À l’occasion du 120e anniversaire de la loi du 9 décembre 1905 concernant la séparation des Églises et de l’État, cet article propose une relecture critique de la laïcité française en mettant en perspective, d’une part, les résistances initiales du catholicisme face à l’autonomisation du politique, et d’autre part, les tensions contemporaines liées à la structuration de l’islam en France. L’objectif n’est pas de produire un discours polémique, mais de montrer, à partir d’une analyse historique, juridique et sociologique, que la pérennité du modèle républicain repose sur la réaffirmation claire de la primauté du droit civil sur les prescriptions religieuses, quel que soit le culte concerné. Cette réflexion conduit à interroger la possibilité — ou non — d’accommodements religieux dans un cadre juridique fondé sur l’indivisibilité de la souveraineté et l’universalité des normes.

 

1. Introduction : le retour d’un moment fondateur

Le cent-vingtième anniversaire de la loi de 1905 constitue non seulement un jalon historique, mais aussi un moment critique pour repenser la place des religions dans l’espace public français. La laïcité n’a jamais été un simple principe symbolique ; elle s’est progressivement affirmée comme un outillage juridique puissant, visant à neutraliser la capacité d’intervention normative des religions dans la sphère politique.

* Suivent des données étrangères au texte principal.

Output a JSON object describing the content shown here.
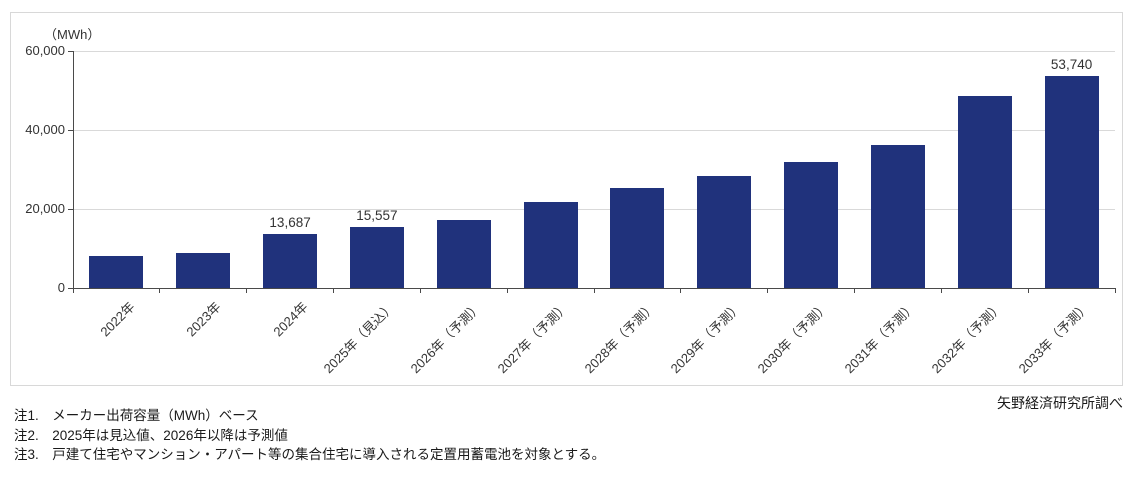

Contrairement à une lecture édulcorée qui tend à transformer 1905 en un consensus national, l’histoire montre qu’il s’agissait d’un affrontement frontal, marqué par des mobilisations, des répressions administratives, des ruptures diplomatiques et une recomposition radicale du rôle social du catholicisme. Le contexte actuel, caractérisé par l’émergence d’un pluralisme religieux plus marqué et par la montée de revendications politico-religieuses associées à certains segments de l’islam, invite à réévaluer ce moment fondateur afin d’en mesurer les enseignements et les limites.

 

2. 1905 : une rupture politique plus qu’une réforme théologique

2.1. Le catholicisme contre l’État moderne : un conflit de souverainetés

Les travaux de Jean Baubérot, d’Émile Poulat ou de René Rémond l’ont démontré : la laïcité n’a pas été une conquête pacifique. Elle est le produit d’un conflit structurel opposant deux prétentions à la souveraineté morale : celle de l’Église catholique et celle de l’État républicain.

La loi de 1905 naît dans un contexte où l’Église contrôle encore l’essentiel de l’enseignement primaire, une part de l’hôpital, et jouit d’un prestige culturel immense. L’historien Claude Langlois parle même d’« hégémonie socio-symbolique ».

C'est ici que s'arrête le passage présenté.